Simplify Sets: U={1-14} and C={1-5}. Find C union complement of U in easy steps!

[hikki_pop]

can anyone tell me the answer to this??

if
U (universal set) = {1,2,3,4,5,6,7,8,9,10,11,12,13,14}
C (just a simple subset of the universal set U)= {1,2,3,4,5}

then what would be the answer if:

C U U' ? (subset C union universal set complement)

thanks !

sorry for the double post! please delete this one!

 

[NeutronStar]

Don't you need to also include your universe of discourse?

If your universe of discourse is the natural numbers then,...

C U U' would be {1,2,3,4,5} U {15,16,17,...}

If your universe of discourse is the integers then,...

C U U' would be {... -3,-2,-1,0} U {1,2,3,4,5} U {15,16,17,...}

For other universes of discourse it could get ugly. :surprise:

Edited to add the following possibility,...

If your universe of discourse is U then U' is the empty set so,...

C U U' would be just be {1,2,3,4,5}

 

[HallsofIvy]

Neutron star: the original post said "U (universal set) = 1,2,3,4,5,6,7,8,9,10,11,12,13,14}.

That is the "unverse of discourse".

 

[NeutronStar]

Neutron star: the original post said "U (universal set) = 1,2,3,4,5,6,7,8,9,10,11,12,13,14}.

That is the "unverse of discourse".

That's normally what I would assume too, but I've found that different people use different notations including college professors and textbook authors.

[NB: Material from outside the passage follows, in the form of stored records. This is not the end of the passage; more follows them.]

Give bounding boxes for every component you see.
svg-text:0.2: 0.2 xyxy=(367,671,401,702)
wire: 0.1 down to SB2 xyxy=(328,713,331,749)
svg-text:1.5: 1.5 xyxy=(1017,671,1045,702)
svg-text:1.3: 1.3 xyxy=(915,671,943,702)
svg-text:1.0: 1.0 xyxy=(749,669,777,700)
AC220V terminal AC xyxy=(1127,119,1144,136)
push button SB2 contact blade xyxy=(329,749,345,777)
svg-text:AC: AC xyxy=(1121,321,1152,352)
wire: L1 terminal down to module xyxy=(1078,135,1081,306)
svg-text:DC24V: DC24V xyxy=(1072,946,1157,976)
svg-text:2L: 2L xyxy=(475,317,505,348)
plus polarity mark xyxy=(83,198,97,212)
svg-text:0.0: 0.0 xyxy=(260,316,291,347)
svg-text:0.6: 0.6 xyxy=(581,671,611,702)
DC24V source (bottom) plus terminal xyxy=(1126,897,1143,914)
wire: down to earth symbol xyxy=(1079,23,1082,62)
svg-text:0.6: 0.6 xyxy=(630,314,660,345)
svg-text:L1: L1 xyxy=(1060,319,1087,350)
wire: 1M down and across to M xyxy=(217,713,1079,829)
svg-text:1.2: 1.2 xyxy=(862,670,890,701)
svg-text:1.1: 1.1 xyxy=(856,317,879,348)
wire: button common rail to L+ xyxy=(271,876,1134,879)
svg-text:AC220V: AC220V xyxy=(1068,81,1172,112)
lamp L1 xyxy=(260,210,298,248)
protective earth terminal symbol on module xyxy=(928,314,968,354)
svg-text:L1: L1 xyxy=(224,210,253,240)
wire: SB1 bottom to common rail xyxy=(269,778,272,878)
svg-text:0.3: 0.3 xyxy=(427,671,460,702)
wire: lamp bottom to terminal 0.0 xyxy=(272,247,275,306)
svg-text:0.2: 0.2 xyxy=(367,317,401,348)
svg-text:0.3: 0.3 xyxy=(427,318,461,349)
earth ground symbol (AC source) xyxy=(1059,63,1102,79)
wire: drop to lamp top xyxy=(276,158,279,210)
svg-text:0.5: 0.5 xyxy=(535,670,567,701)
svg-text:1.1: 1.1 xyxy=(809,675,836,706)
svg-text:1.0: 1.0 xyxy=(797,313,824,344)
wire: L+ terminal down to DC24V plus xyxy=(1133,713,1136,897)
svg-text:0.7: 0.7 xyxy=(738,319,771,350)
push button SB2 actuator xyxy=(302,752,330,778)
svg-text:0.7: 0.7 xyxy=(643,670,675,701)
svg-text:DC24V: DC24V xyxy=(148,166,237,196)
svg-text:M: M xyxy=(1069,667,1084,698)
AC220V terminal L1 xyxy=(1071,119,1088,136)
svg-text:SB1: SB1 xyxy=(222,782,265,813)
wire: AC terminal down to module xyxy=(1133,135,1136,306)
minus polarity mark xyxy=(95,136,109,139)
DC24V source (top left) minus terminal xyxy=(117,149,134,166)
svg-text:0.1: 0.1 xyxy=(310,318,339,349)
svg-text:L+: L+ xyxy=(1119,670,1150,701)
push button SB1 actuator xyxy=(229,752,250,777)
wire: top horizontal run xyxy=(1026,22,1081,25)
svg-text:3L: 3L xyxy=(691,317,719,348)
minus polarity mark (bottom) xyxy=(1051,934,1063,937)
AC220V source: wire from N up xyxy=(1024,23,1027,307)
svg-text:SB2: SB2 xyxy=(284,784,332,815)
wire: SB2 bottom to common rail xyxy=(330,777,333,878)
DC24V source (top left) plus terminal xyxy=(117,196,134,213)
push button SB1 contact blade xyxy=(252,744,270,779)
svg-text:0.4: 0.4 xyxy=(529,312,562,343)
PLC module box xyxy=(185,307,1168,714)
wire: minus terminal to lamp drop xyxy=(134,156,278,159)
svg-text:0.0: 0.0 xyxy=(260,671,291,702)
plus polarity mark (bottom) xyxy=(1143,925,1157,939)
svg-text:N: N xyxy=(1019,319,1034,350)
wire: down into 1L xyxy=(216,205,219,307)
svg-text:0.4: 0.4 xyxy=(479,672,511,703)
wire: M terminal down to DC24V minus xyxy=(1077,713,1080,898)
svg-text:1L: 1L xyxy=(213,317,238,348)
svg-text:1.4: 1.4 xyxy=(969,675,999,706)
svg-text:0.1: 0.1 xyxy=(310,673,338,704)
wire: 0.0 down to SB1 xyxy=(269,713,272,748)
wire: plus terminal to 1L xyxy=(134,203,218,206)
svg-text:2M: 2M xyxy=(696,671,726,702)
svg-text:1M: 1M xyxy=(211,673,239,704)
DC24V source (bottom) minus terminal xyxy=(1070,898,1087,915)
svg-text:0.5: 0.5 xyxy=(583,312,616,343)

I've seen the term universal set used to refer to a specific set while the author (or professor) continues to treat the problem as though the universe of discourse is still the natural numbers.

I would agree that they are technically incorrect in doing this. But they seem to do it quite often just the same. I've actually confronted a college professor about this once and all I got in return was a lecture on the difference between a universal set and the universe of discourse.

Don't look at me. I'm with you! As far as I'm concerned professors and authors who think there is a difference are wrong. But since its an imperfect universe (no pun intended) I like to cover all my bases.